¿Por qué escribir?
Y… ¿por qué no?
Al plantearme este cuestionamiento inevitablemente me viene a la cabeza algo que leí en “Diablo Guardián” de Xavier Velasco, cuando Pig descubre que escribir es una buena forma de transparentarse, de estar sin nunca estar. Es como hacer trampa: se puede hacer, decir y decidir todo lo que en el mundo real nadie hace, ni dice, ni decide por cuenta propia. Velasco también plantea que para escribir es preciso poseer un detector de mierda, innato y a prueba de golpes.
MIERDA!!!!
Creo que sí cubro el perfil. Además, en medio de éste bajón (que hurgando en mis diarios de años anteriores descubrí que es una tendencia cíclica en mí), me sirve como terapia ocupacional…
O mi detector se volvió loco o de plano estoy jodido. Mierda. Todo está hecho mierda. Huele a mierda y me estoy empezando a cansar de que todo se llene (y lo llene) de mierda.
Ésta paginita es el resultado de una búsqueda interna para salir adelante. Hace ya varios años, mi maestra de pintura me recomendó tener siempre a la mano un cuadernito para hacer anotaciones: sueños, pensamientos, proyectos. Todo sirve a la hora de perseguir el ¡EUREKA! Así que le hice caso.
Cuando solía vivir en Buenos Aires, en la esquina de Coronel Díaz y Peña (Coronel Díaz 2395 6ºA para ser más exactos), me encontré a pocos locales de mi edificio una papelería genial. OBVIO llené la mochila de cuadernitos padriurix y empecé a escribir. O mejor dicho, a hacer(me) trampa. A crear un mundito aparte para no sentir tan gacho el contacto con la realidad. Se me hizo una práctica constante, y de los cuadernitos brinqué acá. La modernidad, you know.
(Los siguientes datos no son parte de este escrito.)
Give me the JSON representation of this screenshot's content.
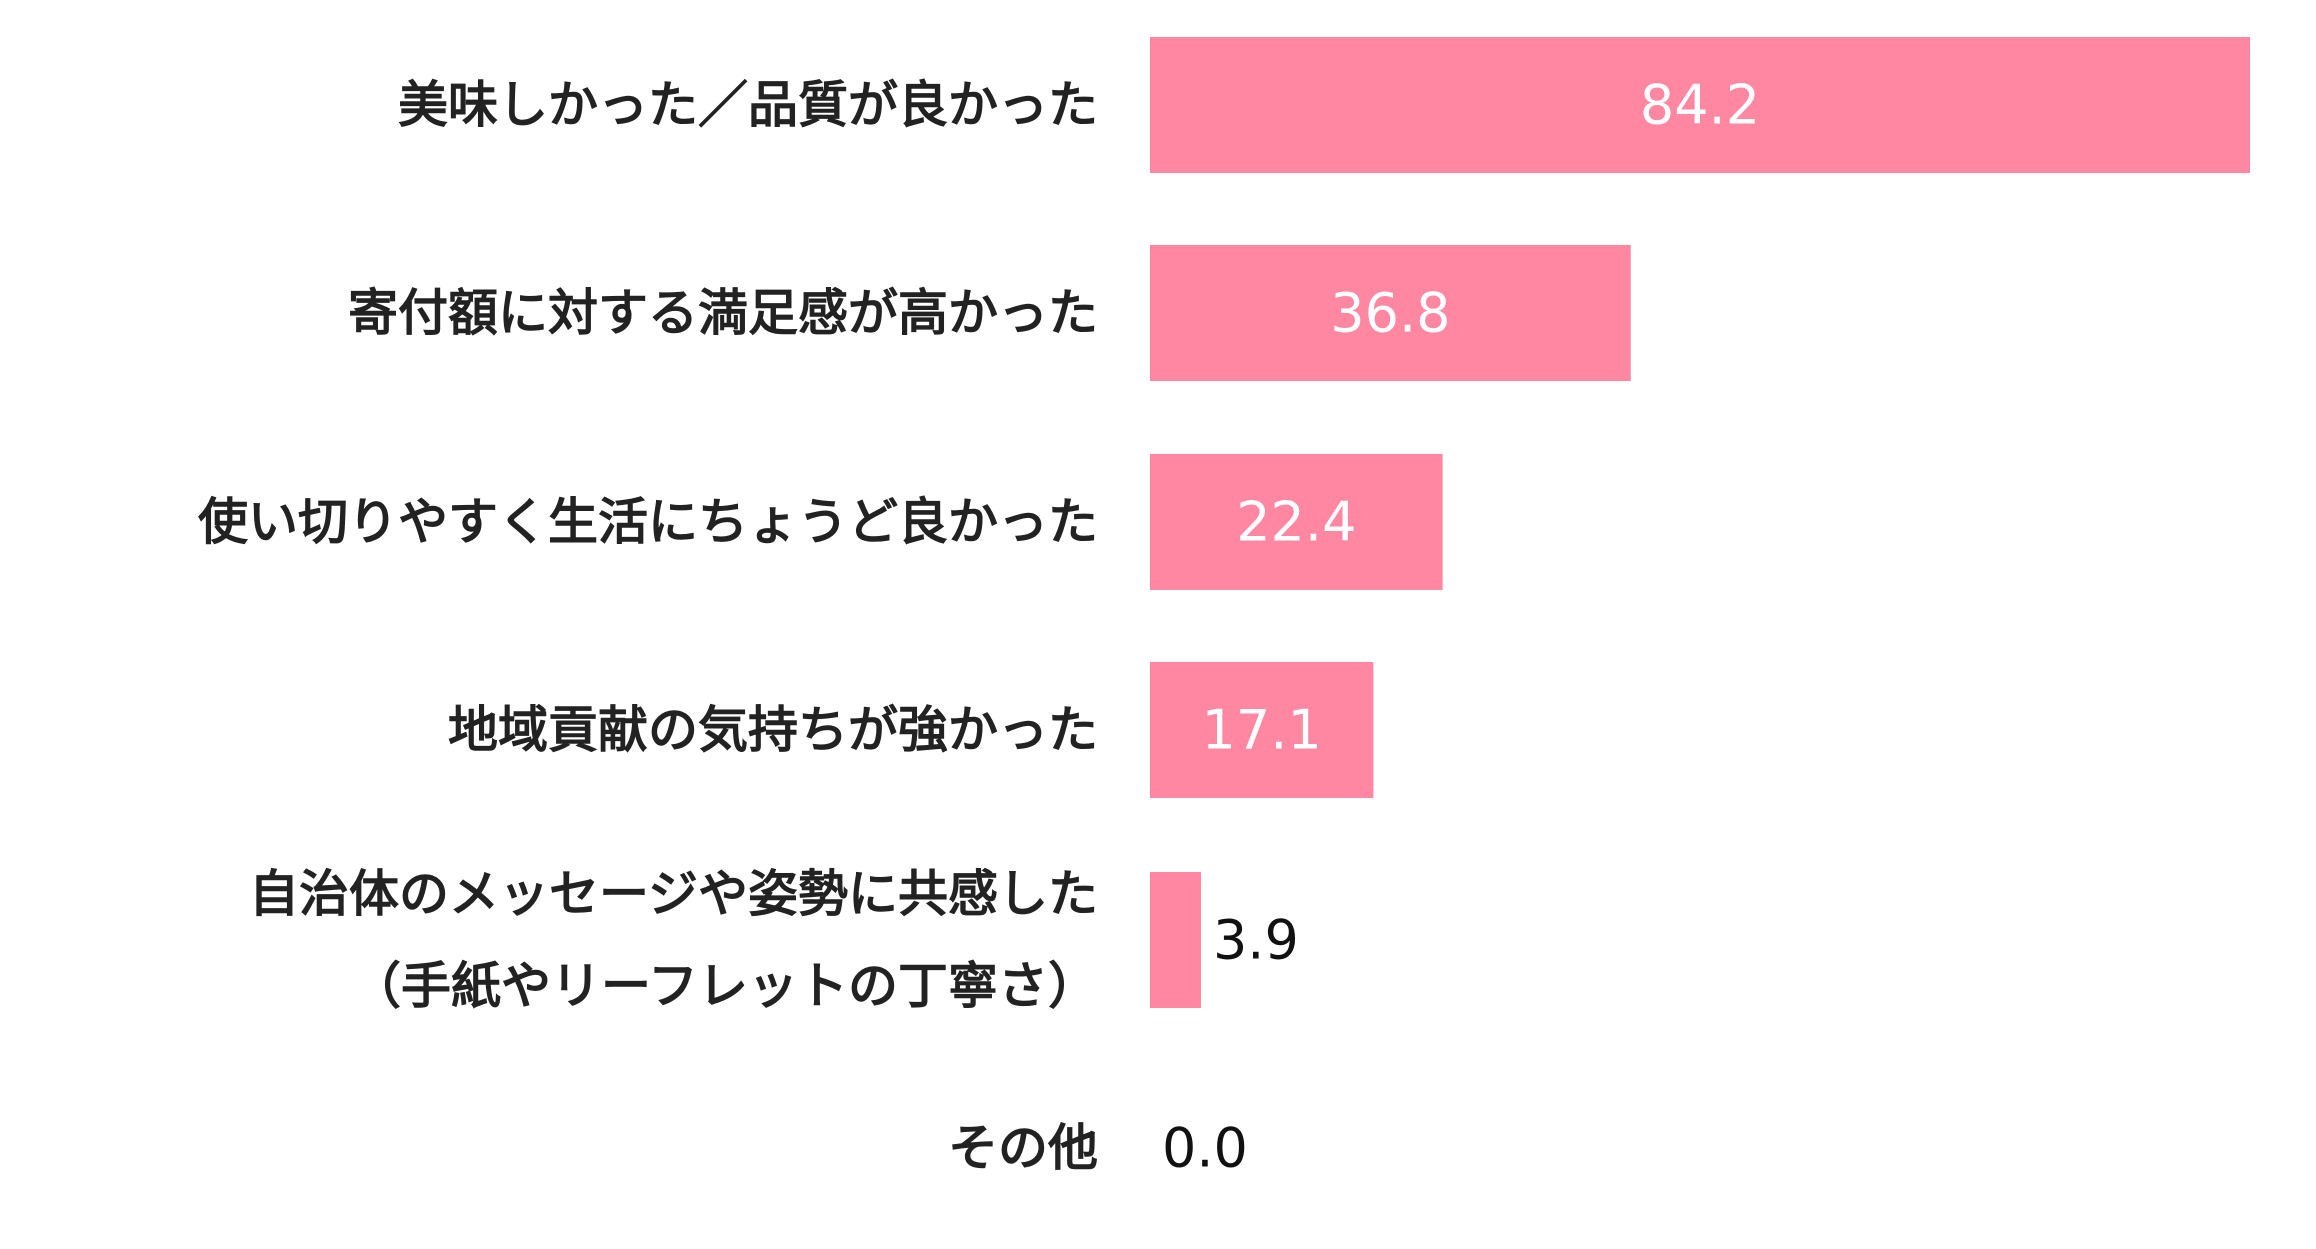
{
  "chart_data": {
    "type": "bar",
    "orientation": "horizontal",
    "categories": [
      [
        "美味しかった／品質が良かった"
      ],
      [
        "寄付額に対する満足感が高かった"
      ],
      [
        "使い切りやすく生活にちょうど良かった"
      ],
      [
        "地域貢献の気持ちが強かった"
      ],
      [
        "自治体のメッセージや姿勢に共感した",
        "（手紙やリーフレットの丁寧さ）"
      ],
      [
        "その他"
      ]
    ],
    "values": [
      84.2,
      36.8,
      22.4,
      17.1,
      3.9,
      0.0
    ],
    "value_labels": [
      "84.2",
      "36.8",
      "22.4",
      "17.1",
      "3.9",
      "0.0"
    ],
    "xlim": [
      0,
      84.2
    ],
    "grid": false,
    "title": "",
    "xlabel": "",
    "ylabel": "",
    "colors": {
      "bar": "#ff87a2",
      "value_inside": "#ffffff",
      "value_outside": "#111111"
    }
  }
}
Así que bueno, mientras sea capaz de detectar la mierda (como lo que leí en El Universal en línea hace unos minutos, que el mierda de Rafael Quintero Curiel se chingó siete celulares en una reunión de alto nivel en U.S.A) aquí seguiré, inventando historias que me lleven a pasear lejos de la inmundicia en que vivo (vivimos).
¿puedo vomitar?

* Rafael Quintero Curiel es (o mejor dicho, era) subdirector de Coordinación y Avanzada del área de Comunicación Social de la Presidencia. En una reunión de la cumbre de ASPAN -Alianza para la Seguridad y Prosperidad de América del Norte- en New Orleans, se le hizo muy fácil clavarse 7 celulares de la delegación de Estados Unidos. Las cámaras de seguridad lo captaron TO-DI-TI-TO. El servicio secreto lo siguió al aeropuerto, lo interrogaron. Él negó todo. Obviamente, después de que le enseñaron las imágenes, torció las manitas y dijo que los había tomado “sin querer queriendo“. ¿Y alguien se atreve a decir que no vivimos en un país de mierda?
* “Diablo Guardián” de Xavier Velasco, se ganó en el 2003 el Premio Alfaguara de Novela. Es un libro BUENISIMO, en la lista de mis favoritos y, obvio, un imperdible. Lean, lean, lean.